On 21 April 2014, I was part of a group that trekked the mountains of Malungon, Sarangani Province in search of material for a children’s book. The group, which was composed of three staff from Save the Children and myself, was led by five Blaan women of the Lamlifew Tribal Women’s Association, a SEC-registered community-initiated group based in Datal Tampal, Malungon.
Our goal was to document smakul, the Blaan’s indigenous ritual of processing a certain species of palm tree to produce food in times of famine, and create a reading material about it for their children.
The Blaan is an ethnic group of the Bilic language family that inhabits areas in southern Mindanao, mostly in the provinces of South Cotabato, Sarangani, and Davao Occidental. Lamlifew in Datal Tampal, Malungon is one of the Blaan communities that actively promotes and preserves their traditional culture.
We started our journey before mid-morning at the Lamlifew School of Living Traditions, the jump-off point. I brought with me a notebook for my notes, a camera, my medicines, and a litre of water (which was not enough). My baggage was nothing compared to the ones carried by the Blaan women elders – a kettle, a large cooking pot, a quarter-sack of rice, fish inside a Styrofoam box, a traditional basket, and bolos, among many others.
It was a three-hour walk to our destination, which was a spot in one of the mountains in the area where the needed species of palm tree could be found. I enjoyed the first hour since there were farms, the river, and the sparse houses to marvel at. Soon, the scenery just became a series of mountainsides or a thick forest. So, to break the boredom, two elders chanted a song that I recorded but did not understand.
We reached our destination around noon. The men were already there since early morning to prepare for the ritual. The only male elder in the group chewed his betel nut and chanted to commence the ritual. Four men then chopped down the palm tree, slit a rectangular opening in its trunk, and pounded its pulp with a handmade wooden mortar. Meanwhile, the male elder created a sifting apparatus out of sticks and a certain tree’s bark. The pulp would be sifted to separate the gluey transparent sap, which would be cooked like sago.
After a series of pounding and sifting, however, we did not yield enough of the needed sap. The ritual, therefore, failed. While we were cooking our lunch, they theorised the reasons of failure – one said that she heard the omen bird at one point of the trek; there should be no woman involved in the ritual; it was not a famine season so the spirits did not approve of it; and there were outsiders.
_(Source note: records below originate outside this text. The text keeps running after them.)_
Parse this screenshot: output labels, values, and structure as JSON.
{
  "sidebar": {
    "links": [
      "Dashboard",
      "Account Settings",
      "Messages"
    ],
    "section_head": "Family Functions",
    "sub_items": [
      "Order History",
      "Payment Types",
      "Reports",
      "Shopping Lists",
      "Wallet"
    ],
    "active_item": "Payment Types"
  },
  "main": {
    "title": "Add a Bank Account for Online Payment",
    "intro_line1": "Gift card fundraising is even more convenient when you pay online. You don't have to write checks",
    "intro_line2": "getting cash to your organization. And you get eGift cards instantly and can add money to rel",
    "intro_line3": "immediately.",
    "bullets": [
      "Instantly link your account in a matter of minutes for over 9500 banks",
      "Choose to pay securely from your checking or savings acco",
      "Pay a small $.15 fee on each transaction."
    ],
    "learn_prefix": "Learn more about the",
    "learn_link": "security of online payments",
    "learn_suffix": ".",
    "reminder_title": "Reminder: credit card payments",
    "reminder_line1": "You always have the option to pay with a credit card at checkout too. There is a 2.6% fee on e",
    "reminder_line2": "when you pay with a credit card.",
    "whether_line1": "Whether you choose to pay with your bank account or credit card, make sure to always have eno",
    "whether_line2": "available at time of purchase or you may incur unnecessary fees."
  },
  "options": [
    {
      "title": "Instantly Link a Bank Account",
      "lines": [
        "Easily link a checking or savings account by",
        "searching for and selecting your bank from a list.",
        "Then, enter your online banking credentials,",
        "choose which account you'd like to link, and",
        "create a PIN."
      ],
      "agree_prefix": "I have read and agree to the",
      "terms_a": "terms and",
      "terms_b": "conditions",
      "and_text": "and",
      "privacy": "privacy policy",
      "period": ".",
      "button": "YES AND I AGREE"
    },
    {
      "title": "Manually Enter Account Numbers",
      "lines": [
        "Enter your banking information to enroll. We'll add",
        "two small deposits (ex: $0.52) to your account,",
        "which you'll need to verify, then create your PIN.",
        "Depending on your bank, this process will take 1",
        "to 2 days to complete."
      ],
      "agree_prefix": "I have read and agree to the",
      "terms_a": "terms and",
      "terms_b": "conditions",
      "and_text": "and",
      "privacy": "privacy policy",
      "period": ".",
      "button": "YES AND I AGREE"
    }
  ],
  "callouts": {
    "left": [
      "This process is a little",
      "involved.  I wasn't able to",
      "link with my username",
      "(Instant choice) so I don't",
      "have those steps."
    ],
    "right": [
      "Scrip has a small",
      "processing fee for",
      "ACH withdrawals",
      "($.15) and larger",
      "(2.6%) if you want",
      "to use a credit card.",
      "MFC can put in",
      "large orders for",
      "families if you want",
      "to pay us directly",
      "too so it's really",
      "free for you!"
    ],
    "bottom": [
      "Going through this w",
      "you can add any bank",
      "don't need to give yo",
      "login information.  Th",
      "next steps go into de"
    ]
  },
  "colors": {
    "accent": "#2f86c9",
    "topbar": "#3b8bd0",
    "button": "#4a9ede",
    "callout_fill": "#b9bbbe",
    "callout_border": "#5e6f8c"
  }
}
So, after devouring our lunch, we headed back to the village proper for another three-hour walk.
A Book about Smakul
This journey was part of our process of finding materials for a book for Blaan children. Our first attempt was to adapt their traditional stories but this posed challenges, including the inappropriateness of the length and language of the stories and the presentation of violence. Selecting, restating, and removing some parts did not sit well with the Blaan as they saw these as a form of disrespect of their literature and culture.
After a series of brainstorming sessions with the Blaan book development group, we decided to feature a cultural practice. Their first suggestion was the smakul because children and many adults in the village did not know the ritual. The last time smakul had been performed by the village was during the drought season in the mid-1990s.
Our vision was to have spreads showing the different stages of the smakul. Two characters, a boy and a girl, would silently follow the whole process. One or two lines would accompany most of the spreads. We would also include plants and animals that could be found in the community in the illustrations. Adults reading the story could use this to interact with the children. The time frame would be from sunrise to sunset to provide a subtle way of teaching the passing of time.
Because only the few elders in the community knew the exact process, we set a simulation of smakul to document it.
Really, the idea for the book was promising until after we had simulated the ritual.
Shelving the Idea
We had to shelve the idea of featuring smakul. That was the consensus of both sides. For Save the Children, they did not think that smakul was particularly engaging for young children, especially after we had known that children could not actively participate in the process. In fact, the elders told us that women and children, unless they are young adults, are not allowed to even be present in the ritual.
The Blaan community, on the other hand, would not approve the portrayal of a story based on a failed ritual. That would be a cultural taboo. Some of the elders mentioned that the community is not even allowed to talk about the ritual unless it is a season of famine. Simulating smakul during an inappropriate time was seen as breaking their traditional beliefs.
I agreed with their verdict without hesitation. Though smakul was a cultural practice that would certainly mirror the rich traditional culture and beliefs of the Blaan, it would not complement the other aspects of the book development process. We expected the book, for instance, to portray the child as an active character and as a reader who can relate with the content. Children, however, were not traditionally involved in smakul, except perhaps as passive observers.
Since we were working with an indigenous group, the approval of the community also carried a huge weight in the final decision.
Getting the right fit for all of the aspects of children’s book development is sometimes, if not most of the time, a trial and error game. So, we decided to shelve the smakul idea and try another one.